Comparative Example 2 An attempt was made to produce an antifouling monofilament (800 ^D ) with the same thermoplastic composition as in Example 4, but the stretch breakage occurred frequently and the monofilament could not be obtained. It is considered that this is because the notch effect worked greatly because the particle size of the electrolytic copper powder was large.

[0045]

As described above, according to the present invention,
Since the surface is completely covered with the antifouling flat yarn, it is possible to provide an antifouling composite yarn having a continuous antifouling effect. Further, since the inside is made of a normal monofilament or its twisted yarn, the strength is not reduced as compared with the antifouling material constituted by only this monofilament. Therefore, it is possible to provide an excellent antifouling composite yarn satisfying the problems such as sustainability of the antifouling effect and productivity without contradiction and an excellent antifouling material such as ropes and fishing nets using the yarn at low cost.

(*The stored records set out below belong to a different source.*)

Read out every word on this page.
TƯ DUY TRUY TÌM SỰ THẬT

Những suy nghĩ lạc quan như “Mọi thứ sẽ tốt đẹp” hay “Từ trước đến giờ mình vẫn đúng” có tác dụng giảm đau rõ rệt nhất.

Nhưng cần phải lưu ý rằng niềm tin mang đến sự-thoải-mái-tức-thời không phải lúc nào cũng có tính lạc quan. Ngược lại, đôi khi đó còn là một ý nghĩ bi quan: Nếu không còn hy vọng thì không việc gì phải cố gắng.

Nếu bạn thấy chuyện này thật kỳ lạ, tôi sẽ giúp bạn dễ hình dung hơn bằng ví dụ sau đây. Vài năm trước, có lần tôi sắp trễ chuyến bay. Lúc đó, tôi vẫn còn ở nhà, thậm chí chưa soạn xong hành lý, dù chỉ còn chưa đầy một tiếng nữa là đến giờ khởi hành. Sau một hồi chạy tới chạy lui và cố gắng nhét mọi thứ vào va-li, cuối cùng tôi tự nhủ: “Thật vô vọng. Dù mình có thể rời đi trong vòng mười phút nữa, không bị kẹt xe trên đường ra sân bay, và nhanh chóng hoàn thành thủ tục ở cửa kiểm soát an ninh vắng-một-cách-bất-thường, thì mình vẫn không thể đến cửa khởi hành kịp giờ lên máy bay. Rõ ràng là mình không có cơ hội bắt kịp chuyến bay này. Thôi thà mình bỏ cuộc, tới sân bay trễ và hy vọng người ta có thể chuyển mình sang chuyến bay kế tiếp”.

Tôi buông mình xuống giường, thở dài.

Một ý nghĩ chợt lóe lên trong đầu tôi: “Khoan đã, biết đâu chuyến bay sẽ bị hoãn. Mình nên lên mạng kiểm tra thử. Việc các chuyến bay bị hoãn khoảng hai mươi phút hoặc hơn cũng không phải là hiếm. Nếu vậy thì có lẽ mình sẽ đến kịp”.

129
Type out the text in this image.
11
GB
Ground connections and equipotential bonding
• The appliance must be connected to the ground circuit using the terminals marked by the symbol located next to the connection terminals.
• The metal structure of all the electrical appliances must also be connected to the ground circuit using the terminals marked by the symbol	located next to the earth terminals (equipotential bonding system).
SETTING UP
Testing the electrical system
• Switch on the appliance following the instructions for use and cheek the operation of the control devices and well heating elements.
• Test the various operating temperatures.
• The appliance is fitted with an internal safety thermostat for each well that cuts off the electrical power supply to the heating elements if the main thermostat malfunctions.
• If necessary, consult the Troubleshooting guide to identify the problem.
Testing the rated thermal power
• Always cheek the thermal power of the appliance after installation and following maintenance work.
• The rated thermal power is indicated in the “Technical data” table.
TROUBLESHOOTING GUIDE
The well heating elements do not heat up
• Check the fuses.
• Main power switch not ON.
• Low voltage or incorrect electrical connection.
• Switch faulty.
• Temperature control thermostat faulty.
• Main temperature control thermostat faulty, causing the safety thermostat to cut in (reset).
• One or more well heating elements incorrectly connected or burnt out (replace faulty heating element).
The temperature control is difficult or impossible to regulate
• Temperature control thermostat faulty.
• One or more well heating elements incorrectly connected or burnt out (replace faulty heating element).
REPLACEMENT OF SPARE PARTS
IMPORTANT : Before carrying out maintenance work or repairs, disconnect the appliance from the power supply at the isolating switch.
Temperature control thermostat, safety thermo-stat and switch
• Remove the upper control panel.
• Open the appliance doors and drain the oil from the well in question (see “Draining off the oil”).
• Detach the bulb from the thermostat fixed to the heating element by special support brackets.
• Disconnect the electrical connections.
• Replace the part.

Furthermore, since the composition containing copper or a copper compound as an antifouling active ingredient is wider than the monofilament called flat yarn, the notch effect can be suppressed even if copper or a copper compound having a large particle size is contained. Can
The antifouling effect can be further maintained while maintaining the strength.

Claims (6)

[Claims] 1. An antifouling composite yarn obtained by coating at least the surface of a monofilament or a twisted yarn thereof with a flat yarn obtained from a thermoplastic resin composition containing copper or a copper compound and a water-soluble resin. 2. An antifouling composite yarn obtained by coating at least the surface of a monofilament or a twisted yarn thereof with a flat yarn obtained from a thermoplastic resin composition containing cuprous oxide and polyethylene oxide. 3. The antifouling composite yarn according to claim 1, wherein the thermoplastic resin composition contains a metal having a higher ionization tendency than copper or a compound thereof. 4. The antifouling composite yarn according to claim 3, wherein the metal having a higher ionization tendency than copper is iron. 5. An antifouling material comprising a rope made of the antifouling composite yarn according to any one of claims 1 to 4. 6. An antifouling material comprising a net body made of the antifouling composite yarn according to any one of claims 1 to 4.